No ano de 1826, a primeira foto do mundo havia sido registrada, o mundo pela
primeira vez conseguia ver a reprodução da realidade em uma folha de papel, 69 anos depois,
surge o primeiro filme exibido no mundo, ele ultrapassa a imaginação do povo na época ao
verem imagens em movimentos serem reproduzidas, esses primórdios de registros que veriam
se tornar o audiovisual abriram espaço para 67 anos depois é lançado, oficialmente, o
primeiro videogame, a primeira experiência audiovisual interativa.

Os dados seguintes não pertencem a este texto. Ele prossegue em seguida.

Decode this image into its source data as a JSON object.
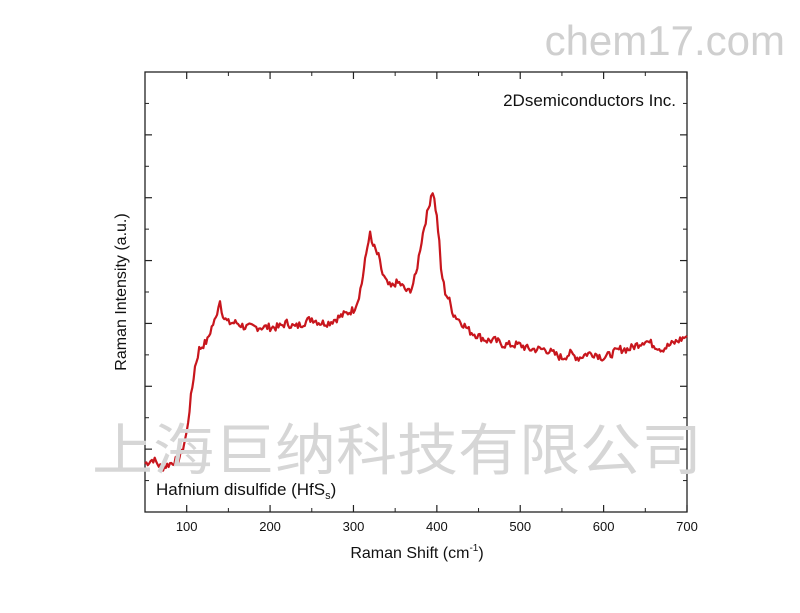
{
  "watermarks": {
    "site": "chem17.com",
    "company": "上海巨纳科技有限公司"
  },
  "chart_data": {
    "type": "line",
    "xlabel": "Raman Shift (cm",
    "xlabel_sup": "-1",
    "xlabel_close": ")",
    "ylabel": "Raman Intensity (a.u.)",
    "xlim": [
      50,
      700
    ],
    "ylim": [
      0,
      1
    ],
    "x_ticks": [
      100,
      200,
      300,
      400,
      500,
      600,
      700
    ],
    "y_tick_labels_shown": false,
    "annotations": {
      "company": "2Dsemiconductors Inc.",
      "sample": "Hafnium disulfide (HfS",
      "sample_sub": "s",
      "sample_close": ")"
    },
    "series": [
      {
        "color": "#c8161d",
        "x": [
          50,
          60,
          70,
          80,
          90,
          95,
          100,
          105,
          110,
          115,
          120,
          125,
          130,
          135,
          138,
          140,
          142,
          145,
          150,
          160,
          170,
          180,
          190,
          200,
          210,
          220,
          230,
          240,
          250,
          260,
          270,
          280,
          290,
          300,
          305,
          310,
          314,
          318,
          320,
          322,
          325,
          330,
          335,
          340,
          345,
          350,
          355,
          360,
          365,
          370,
          375,
          380,
          385,
          390,
          393,
          395,
          397,
          400,
          403,
          405,
          410,
          415,
          420,
          430,
          440,
          450,
          460,
          470,
          480,
          490,
          500,
          510,
          520,
          530,
          540,
          550,
          560,
          570,
          580,
          590,
          600,
          610,
          620,
          630,
          640,
          650,
          660,
          670,
          680,
          690,
          700
        ],
        "y": [
          0.11,
          0.12,
          0.1,
          0.11,
          0.12,
          0.14,
          0.18,
          0.26,
          0.33,
          0.37,
          0.38,
          0.39,
          0.42,
          0.44,
          0.47,
          0.48,
          0.46,
          0.44,
          0.43,
          0.43,
          0.42,
          0.42,
          0.42,
          0.42,
          0.42,
          0.43,
          0.42,
          0.43,
          0.44,
          0.43,
          0.43,
          0.44,
          0.45,
          0.46,
          0.48,
          0.52,
          0.57,
          0.62,
          0.63,
          0.61,
          0.6,
          0.58,
          0.54,
          0.52,
          0.51,
          0.52,
          0.52,
          0.51,
          0.5,
          0.51,
          0.54,
          0.6,
          0.65,
          0.69,
          0.72,
          0.73,
          0.71,
          0.67,
          0.61,
          0.55,
          0.5,
          0.48,
          0.45,
          0.43,
          0.41,
          0.4,
          0.39,
          0.39,
          0.38,
          0.38,
          0.38,
          0.37,
          0.37,
          0.37,
          0.36,
          0.35,
          0.36,
          0.35,
          0.36,
          0.36,
          0.35,
          0.36,
          0.37,
          0.37,
          0.38,
          0.39,
          0.38,
          0.37,
          0.38,
          0.39,
          0.4
        ]
      }
    ]
  }
}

Por mais que os jogos digitais troquem as câmeras, os atores, os equipamentos por
códigos, ele ainda se aproxima do cinema ao se tratar de imagens em movimento, porém desta
vez utilizadas de forma interativa e também vale mencionar que a idéia para fazer o primeiro
jogo era transformar a literatura de ficção científica em filme, mas sem os recursos
necessários os três estudantes do MIT (Instituto de Tecnologia de Massachusetts), Slug
Russel, Wayne Wiitanen e Martin Graetz, acabaram por criar uma sequência de códigos que
se tornava possível controlar uma nave espacial que saia distribuindo tiros pelo espaço sideral,
o “Spacewar!”. Outra curiosidade importante de se mencionar sobre a criação do jogo é que
ele, também, foi criado como forma dos alunos se distraírem nas horas vagas entre as aulas,
ou seja, criado para a auto alienação dos estudantes.

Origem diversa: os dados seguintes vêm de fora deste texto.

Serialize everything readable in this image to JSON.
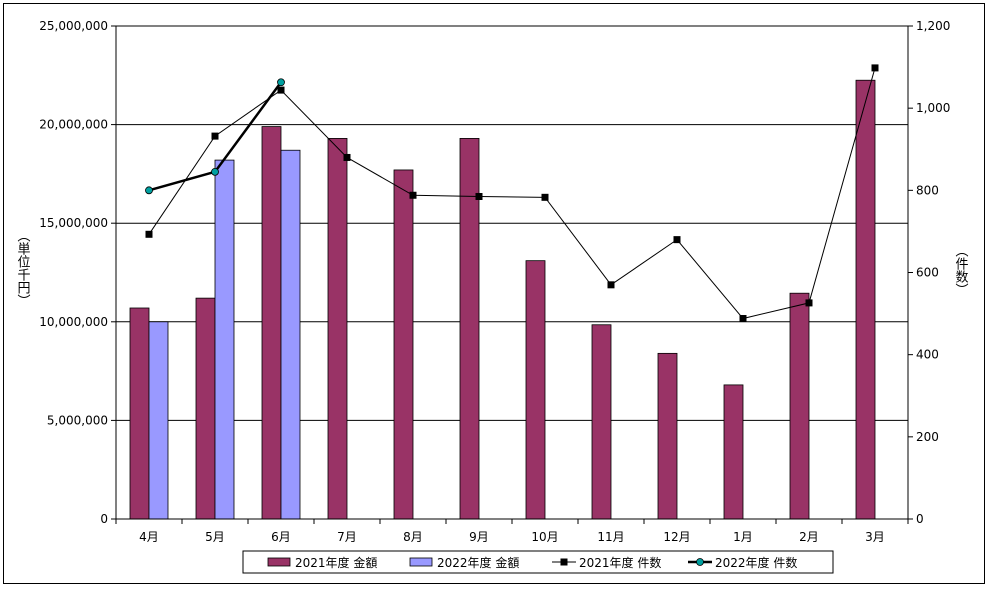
{
  "chart_data": {
    "type": "bar",
    "categories": [
      "4月",
      "5月",
      "6月",
      "7月",
      "8月",
      "9月",
      "10月",
      "11月",
      "12月",
      "1月",
      "2月",
      "3月"
    ],
    "ylabel": "（単位千円）",
    "y2label": "（件数）",
    "ylim": [
      0,
      25000000
    ],
    "y2lim": [
      0,
      1200
    ],
    "yticks": [
      "0",
      "5,000,000",
      "10,000,000",
      "15,000,000",
      "20,000,000",
      "25,000,000"
    ],
    "y2ticks": [
      "0",
      "200",
      "400",
      "600",
      "800",
      "1,000",
      "1,200"
    ],
    "grid": true,
    "legend_position": "bottom",
    "bar_series": [
      {
        "name": "2021年度 金額",
        "color": "#993366",
        "values": [
          10700000,
          11200000,
          19900000,
          19300000,
          17700000,
          19300000,
          13100000,
          9850000,
          8400000,
          6800000,
          11450000,
          22250000
        ]
      },
      {
        "name": "2022年度 金額",
        "color": "#9999ff",
        "values": [
          10000000,
          18200000,
          18700000
        ]
      }
    ],
    "line_series": [
      {
        "name": "2021年度 件数",
        "color": "#000000",
        "marker": "square",
        "values": [
          693,
          932,
          1044,
          880,
          788,
          785,
          783,
          570,
          680,
          488,
          526,
          1098
        ]
      },
      {
        "name": "2022年度 件数",
        "color": "#000000",
        "marker": "circle",
        "marker_color": "#00a0a0",
        "values": [
          800,
          845,
          1063
        ]
      }
    ]
  }
}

Por mais que os criadores do primeiro jogo não tenham ganhado nem um real com a
criação, não demorou muito para a nova tecnologia ser comercializada, afinal, ela surgiu
durante a guerra fria, momento no qual o capitalismo vinha crescendo de forma exponencial.
Em 1968 é criado o primeiro dispositivo capaz de rodar diferentes jogos, o “Brown Box”,que
dá origem aos futuramente chamados consoles. Até então os jogos digitais só existiam em
grandes computadores existentes somentes em algumas universidades, a partir desse momento
a popularização e comercialização de videojogos disparou e foi se lançando consoles atrás de
consoles, onde a população poderia passar grande parte de seus tempos livres, “vivendo” a
vida de diversos personagens, sem precisar sair de casa.
Tudo isso nos leva para os tempos atuais, onde os jogos digitais estão integrados na
sociedade, principalmente em jovens de classe alta, essa integração já gerou diversos debates,
em sua maioria discutindo o mal causado pelos jogos, principalmente as questões de
violência, mas pouco se fala na forma em que o videogame vem se tornando uma ferramenta
política e um forte veículo de comunicação, como visto na série de jogos “Life is Strange”,
onde você controla a personagem “Max”, uma garota de 18 anos que tem que lidar com
diversos assuntos sociais presentes na atualidade, como a questão da identidade de gênero,
saúde mental, educação sexual e feminismo. O jogo tem um grande foco na narrativa,
justamente para poder gerar debates políticos acerca de assuntos tão relevantes para os jovens.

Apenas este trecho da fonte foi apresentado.